Representation of Archimedean Networks and Inclusion: Computational Applications to Percolation and Network Transitions

TL;DR

This paper introduces a new geometric labeling method for Archimedean lattices that improves computational modeling and reveals how percolation phase diagrams relate to lattice inclusion and topology.

Contribution

It presents a systematic labeling framework for Archimedean lattices and demonstrates its application in analyzing percolation phase diagrams and lattice inclusion relations.

Findings

Phase diagrams ordered by lattice inclusion.

Inversion of percolation thresholds observed.

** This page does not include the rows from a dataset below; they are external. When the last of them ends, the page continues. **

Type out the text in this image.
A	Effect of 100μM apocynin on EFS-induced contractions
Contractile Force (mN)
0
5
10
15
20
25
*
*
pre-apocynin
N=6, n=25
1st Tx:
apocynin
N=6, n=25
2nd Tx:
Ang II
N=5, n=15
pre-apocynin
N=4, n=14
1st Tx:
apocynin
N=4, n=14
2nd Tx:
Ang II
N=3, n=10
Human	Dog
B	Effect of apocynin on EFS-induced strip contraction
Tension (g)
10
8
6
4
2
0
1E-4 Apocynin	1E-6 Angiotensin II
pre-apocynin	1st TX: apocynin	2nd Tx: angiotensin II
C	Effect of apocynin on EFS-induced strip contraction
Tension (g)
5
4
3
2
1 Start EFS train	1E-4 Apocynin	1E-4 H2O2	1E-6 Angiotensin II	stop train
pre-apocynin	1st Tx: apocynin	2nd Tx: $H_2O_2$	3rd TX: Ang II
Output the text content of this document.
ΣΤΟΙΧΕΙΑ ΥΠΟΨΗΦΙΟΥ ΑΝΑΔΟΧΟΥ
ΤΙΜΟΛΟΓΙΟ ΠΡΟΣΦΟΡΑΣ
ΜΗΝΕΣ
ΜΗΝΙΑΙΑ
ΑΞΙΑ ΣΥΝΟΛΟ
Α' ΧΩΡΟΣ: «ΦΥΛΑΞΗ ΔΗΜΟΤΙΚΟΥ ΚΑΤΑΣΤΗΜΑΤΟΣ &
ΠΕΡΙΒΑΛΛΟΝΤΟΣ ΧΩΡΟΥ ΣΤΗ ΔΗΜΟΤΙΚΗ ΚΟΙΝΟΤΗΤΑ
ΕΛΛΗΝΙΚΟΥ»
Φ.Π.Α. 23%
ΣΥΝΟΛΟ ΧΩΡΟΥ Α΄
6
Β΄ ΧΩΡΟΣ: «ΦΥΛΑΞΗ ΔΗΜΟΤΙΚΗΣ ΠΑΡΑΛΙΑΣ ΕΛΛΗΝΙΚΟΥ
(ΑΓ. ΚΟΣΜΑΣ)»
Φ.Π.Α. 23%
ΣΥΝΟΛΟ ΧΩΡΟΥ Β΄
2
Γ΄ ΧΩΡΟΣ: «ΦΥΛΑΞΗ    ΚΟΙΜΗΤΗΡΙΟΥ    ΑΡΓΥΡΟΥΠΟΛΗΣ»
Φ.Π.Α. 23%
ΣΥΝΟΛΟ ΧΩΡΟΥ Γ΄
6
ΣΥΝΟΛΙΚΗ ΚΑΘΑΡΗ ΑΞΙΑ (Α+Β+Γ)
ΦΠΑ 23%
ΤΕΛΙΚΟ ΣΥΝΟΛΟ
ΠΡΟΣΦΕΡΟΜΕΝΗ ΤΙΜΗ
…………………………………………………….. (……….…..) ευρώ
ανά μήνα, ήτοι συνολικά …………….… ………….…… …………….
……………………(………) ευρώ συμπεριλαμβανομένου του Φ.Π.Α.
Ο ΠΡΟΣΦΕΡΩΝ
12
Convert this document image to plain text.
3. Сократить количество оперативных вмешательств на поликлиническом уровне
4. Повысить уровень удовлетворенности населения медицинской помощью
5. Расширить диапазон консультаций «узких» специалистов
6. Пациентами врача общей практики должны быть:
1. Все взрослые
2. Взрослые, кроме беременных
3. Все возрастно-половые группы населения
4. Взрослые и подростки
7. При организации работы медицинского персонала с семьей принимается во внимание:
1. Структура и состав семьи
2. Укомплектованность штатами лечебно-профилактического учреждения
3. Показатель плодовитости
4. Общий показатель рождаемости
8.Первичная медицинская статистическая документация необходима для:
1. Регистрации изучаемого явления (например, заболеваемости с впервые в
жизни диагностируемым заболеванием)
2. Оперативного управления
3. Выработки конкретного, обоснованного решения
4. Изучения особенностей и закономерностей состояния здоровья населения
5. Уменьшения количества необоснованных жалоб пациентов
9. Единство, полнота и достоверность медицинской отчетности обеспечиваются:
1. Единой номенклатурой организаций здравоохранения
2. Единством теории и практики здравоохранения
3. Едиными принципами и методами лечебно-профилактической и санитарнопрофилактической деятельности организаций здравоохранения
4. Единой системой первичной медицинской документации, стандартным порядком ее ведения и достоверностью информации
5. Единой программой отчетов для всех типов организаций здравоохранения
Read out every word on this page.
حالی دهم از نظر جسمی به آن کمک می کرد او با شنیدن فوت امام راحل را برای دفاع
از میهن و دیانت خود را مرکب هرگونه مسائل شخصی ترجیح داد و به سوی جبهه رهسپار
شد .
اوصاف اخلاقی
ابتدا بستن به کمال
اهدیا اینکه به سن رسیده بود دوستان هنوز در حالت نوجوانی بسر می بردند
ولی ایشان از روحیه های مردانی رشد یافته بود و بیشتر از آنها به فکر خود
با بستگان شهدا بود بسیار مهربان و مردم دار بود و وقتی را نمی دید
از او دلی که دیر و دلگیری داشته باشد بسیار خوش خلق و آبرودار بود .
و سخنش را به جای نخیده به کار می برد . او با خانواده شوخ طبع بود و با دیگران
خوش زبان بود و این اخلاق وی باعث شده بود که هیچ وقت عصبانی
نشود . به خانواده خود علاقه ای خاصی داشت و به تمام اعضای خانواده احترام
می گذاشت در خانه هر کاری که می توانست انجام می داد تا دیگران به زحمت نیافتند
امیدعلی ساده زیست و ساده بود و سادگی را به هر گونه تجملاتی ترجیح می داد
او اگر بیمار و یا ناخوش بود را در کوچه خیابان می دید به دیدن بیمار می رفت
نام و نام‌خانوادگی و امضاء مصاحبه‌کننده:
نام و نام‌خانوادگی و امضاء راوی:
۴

Phase diagram crossings linked to topology.

Abstract

We present an alternative geometric representation for the eleven Archimedean lattices, in which each site and bond is uniquely labeled by an ordered pair of integers and characterized via a modular function. This structured labeling enables efficient and systematic implementation of computational models on these lattices, without relying on ad hoc indexing, and provides a versatile framework for future studies on regular tilings. As an application, we obtain, for each Archimedean lattice, the phase diagrams generated by monomer deposition for the site-bond percolation models known in the literature as $S \cup B$ and $S \cap B$. We show that these diagrams are ordered in phase space according to the partial and total inclusion relations among the lattices, as demonstrated by Parviainen et al. (2003). Furthermore, for the lattice pairs (3.6.3.6)/(3.4.6.4) and $(3^3.4^2)/(3^2.4.3.4)$, we observe an inversion between the pure site and bond percolation thresholds. We show that this phenomenon is linked to the crossing of their respective phase diagrams, highlighting the sensitivity of critical behavior to lattice topology.